"Peter T. Breuer" <ptb@it.uc3m.es> writes:
> > > And I have no idea why they should want to: nesting is purely a
> > > question of namespaces and syntactic scoping. It should impact
> > > the implementation semantics not at all.
> > Yes, that's right. That's why we need trampolines: otherwise, pointers
> > to nested functions would have semantics differing from ordinary function
> > pointers.
>
> Why so?
Please read the paper:
| In order to implement nesting and lexical closures in C++, we
| have to introduce a static link chain that links each activation
| record to the correct activation record for the lexically enclosing
| function (see [AU79] and [Wir77] for terminology).
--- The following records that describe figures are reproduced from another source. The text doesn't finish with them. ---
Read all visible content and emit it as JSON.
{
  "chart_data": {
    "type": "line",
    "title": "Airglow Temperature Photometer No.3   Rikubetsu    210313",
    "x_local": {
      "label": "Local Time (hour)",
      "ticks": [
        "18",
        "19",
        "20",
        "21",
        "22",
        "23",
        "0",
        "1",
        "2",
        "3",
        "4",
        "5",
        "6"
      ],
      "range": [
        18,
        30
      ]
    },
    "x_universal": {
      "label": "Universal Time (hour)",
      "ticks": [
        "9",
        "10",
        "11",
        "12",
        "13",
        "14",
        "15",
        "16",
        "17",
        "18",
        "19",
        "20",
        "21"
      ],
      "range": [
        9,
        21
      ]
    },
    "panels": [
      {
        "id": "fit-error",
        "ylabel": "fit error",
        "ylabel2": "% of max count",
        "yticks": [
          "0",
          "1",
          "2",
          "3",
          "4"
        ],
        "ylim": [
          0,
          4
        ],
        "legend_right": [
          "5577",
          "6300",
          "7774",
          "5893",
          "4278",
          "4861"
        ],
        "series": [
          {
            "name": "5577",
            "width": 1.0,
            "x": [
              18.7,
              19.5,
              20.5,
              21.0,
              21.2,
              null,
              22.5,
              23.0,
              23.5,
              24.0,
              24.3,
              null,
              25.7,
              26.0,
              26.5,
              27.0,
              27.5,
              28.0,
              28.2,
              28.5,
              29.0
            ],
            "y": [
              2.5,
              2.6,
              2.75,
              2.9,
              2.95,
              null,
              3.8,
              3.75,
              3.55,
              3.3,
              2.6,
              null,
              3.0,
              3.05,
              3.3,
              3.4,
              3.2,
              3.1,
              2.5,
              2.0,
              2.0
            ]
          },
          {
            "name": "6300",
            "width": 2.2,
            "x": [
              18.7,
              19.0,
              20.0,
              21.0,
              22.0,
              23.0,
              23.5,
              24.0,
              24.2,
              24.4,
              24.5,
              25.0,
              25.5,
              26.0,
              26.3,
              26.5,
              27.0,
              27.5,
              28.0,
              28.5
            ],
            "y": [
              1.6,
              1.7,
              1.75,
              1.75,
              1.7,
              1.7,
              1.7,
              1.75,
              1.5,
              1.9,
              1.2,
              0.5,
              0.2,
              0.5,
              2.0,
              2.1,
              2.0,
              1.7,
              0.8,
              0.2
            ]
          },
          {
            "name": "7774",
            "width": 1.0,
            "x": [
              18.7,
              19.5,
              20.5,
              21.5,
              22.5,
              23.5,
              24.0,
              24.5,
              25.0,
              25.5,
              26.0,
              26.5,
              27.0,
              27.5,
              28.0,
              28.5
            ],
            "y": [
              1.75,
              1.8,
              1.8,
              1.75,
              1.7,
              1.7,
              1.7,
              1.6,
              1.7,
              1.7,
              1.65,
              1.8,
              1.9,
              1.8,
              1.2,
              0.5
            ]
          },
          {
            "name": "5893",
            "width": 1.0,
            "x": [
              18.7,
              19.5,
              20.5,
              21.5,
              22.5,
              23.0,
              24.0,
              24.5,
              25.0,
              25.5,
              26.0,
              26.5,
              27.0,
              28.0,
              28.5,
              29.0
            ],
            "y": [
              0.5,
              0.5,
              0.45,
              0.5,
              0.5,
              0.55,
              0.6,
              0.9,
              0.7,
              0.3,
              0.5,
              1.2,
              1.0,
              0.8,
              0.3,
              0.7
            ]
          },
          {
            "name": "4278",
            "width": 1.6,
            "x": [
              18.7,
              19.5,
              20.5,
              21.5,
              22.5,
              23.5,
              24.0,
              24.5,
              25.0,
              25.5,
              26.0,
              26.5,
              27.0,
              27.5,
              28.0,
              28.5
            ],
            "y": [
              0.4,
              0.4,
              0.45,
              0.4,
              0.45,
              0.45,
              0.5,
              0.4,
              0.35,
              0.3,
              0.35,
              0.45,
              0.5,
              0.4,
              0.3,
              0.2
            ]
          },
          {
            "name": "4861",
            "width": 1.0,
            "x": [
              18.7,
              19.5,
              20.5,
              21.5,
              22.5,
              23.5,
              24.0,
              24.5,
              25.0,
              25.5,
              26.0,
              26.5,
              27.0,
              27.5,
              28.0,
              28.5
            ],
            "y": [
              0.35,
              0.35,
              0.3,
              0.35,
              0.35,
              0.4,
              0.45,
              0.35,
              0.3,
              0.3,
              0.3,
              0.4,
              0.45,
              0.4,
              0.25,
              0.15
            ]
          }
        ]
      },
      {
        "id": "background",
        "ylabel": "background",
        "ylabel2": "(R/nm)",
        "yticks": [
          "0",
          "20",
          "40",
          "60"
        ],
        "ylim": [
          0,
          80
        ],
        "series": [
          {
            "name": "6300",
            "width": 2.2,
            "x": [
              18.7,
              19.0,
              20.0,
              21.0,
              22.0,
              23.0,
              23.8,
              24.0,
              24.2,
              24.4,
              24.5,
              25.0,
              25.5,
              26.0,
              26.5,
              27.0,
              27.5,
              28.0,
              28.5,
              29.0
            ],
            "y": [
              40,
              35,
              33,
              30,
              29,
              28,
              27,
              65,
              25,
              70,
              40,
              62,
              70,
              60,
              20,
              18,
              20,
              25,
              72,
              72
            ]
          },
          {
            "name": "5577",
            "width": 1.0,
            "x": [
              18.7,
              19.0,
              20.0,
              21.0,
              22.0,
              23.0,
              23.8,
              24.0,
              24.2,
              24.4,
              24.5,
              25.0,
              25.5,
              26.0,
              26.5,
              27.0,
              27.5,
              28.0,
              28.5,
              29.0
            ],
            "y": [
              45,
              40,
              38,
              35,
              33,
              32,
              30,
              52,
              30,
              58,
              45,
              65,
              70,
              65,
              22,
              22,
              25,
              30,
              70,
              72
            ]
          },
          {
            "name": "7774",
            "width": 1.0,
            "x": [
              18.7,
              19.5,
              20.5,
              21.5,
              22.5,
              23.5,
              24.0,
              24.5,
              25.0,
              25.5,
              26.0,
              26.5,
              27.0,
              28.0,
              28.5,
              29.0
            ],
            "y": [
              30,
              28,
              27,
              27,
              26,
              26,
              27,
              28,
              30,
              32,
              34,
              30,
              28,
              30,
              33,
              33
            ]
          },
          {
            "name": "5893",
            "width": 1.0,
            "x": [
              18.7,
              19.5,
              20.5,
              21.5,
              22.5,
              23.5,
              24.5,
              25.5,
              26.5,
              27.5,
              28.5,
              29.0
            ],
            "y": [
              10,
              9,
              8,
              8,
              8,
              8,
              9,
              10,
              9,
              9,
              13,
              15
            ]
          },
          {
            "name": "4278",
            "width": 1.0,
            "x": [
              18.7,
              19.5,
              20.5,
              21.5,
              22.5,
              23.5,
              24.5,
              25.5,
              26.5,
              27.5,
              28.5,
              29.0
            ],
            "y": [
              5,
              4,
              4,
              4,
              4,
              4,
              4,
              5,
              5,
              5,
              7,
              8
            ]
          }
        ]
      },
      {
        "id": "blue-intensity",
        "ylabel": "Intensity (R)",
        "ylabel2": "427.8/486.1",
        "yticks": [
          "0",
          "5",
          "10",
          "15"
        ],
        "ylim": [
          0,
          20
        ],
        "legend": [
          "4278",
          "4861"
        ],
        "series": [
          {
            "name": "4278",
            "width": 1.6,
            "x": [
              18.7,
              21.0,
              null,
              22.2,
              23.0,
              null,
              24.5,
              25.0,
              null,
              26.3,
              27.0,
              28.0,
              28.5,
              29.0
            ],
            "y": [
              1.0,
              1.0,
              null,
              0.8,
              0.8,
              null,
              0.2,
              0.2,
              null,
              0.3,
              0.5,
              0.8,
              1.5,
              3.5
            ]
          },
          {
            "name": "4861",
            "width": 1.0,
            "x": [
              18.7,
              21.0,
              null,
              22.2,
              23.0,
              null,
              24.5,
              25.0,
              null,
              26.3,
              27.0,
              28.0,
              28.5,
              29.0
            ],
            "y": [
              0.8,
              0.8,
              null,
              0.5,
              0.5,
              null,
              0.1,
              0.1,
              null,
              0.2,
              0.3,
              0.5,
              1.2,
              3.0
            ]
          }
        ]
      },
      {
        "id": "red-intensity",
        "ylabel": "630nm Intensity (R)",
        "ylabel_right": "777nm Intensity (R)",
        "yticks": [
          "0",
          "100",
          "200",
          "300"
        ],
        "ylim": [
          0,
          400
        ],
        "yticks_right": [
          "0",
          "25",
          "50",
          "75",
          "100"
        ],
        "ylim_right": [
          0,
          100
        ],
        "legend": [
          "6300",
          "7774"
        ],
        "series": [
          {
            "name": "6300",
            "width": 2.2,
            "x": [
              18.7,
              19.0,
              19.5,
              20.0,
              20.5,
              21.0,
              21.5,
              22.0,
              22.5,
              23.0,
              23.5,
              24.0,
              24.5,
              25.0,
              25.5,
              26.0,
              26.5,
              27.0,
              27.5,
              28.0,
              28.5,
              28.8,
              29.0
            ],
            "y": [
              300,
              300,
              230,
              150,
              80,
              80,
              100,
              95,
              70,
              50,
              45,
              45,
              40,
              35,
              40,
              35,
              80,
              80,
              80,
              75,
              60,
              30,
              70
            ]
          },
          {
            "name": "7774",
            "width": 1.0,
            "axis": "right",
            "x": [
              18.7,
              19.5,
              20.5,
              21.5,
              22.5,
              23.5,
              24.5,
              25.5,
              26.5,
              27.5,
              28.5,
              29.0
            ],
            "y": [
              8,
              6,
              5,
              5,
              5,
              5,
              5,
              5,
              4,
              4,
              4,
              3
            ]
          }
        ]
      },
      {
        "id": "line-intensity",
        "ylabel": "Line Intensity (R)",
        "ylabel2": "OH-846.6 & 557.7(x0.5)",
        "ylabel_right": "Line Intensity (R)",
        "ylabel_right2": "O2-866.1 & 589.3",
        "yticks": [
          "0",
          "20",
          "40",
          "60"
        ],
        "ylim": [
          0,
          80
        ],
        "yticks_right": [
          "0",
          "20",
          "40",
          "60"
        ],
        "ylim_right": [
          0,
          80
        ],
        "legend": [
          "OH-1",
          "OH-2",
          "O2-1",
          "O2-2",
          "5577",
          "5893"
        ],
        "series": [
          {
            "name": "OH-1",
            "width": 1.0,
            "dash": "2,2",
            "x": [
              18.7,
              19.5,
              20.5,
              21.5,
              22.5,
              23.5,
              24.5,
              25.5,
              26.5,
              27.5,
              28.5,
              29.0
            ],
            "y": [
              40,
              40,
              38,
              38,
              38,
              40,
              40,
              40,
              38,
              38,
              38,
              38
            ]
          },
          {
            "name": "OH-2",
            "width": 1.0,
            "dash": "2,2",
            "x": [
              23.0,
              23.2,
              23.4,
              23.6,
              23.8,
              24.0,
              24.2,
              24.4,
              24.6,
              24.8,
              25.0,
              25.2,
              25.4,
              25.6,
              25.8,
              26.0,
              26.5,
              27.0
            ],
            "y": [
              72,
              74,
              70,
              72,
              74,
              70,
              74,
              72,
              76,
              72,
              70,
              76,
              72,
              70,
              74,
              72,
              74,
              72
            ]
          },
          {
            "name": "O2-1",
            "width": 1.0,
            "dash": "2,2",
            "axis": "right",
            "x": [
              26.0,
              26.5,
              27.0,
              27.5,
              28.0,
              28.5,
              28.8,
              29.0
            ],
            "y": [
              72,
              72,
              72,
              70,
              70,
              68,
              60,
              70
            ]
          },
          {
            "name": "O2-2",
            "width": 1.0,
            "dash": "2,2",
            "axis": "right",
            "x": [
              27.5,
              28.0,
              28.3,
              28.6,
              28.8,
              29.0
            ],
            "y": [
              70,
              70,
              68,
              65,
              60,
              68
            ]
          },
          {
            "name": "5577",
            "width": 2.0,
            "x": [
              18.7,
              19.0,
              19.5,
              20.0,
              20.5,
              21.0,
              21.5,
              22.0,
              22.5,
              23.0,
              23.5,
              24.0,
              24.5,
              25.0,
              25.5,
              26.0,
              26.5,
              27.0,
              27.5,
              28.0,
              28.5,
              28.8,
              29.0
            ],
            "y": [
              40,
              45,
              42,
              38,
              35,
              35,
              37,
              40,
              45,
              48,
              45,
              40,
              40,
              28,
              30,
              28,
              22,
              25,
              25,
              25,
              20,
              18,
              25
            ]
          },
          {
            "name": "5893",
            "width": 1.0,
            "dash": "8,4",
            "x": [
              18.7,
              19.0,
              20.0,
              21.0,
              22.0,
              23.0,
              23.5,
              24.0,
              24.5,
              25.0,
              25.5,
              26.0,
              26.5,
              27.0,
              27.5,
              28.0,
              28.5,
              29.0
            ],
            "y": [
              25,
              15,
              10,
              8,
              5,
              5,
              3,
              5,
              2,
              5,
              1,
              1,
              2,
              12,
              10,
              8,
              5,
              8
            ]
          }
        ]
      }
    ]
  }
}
When we invoke
| a function, we not only have to know its address, but we also have
| to pass along a pointer to the correct activation record for the
| lexically enclosing function.
I've put a copy at:
http://cert.uni-stuttgart.de/people/fw/Usenix88-lexic.pdf
> When we do the call the return address gets pushed and we jump
> to the pointer.
No, it's different.
> It references locations in its frame on the stack for its
> local variables, and locations higher up the stack for the enclosing
> functions variables.
How do you do that if the call of the nested function is itself nested
in another function? Unwind the stack until you get a stack frame
which looks like the correct one? This is horrible slow and breaks if
there's recursion (like many if not all if the static approaches).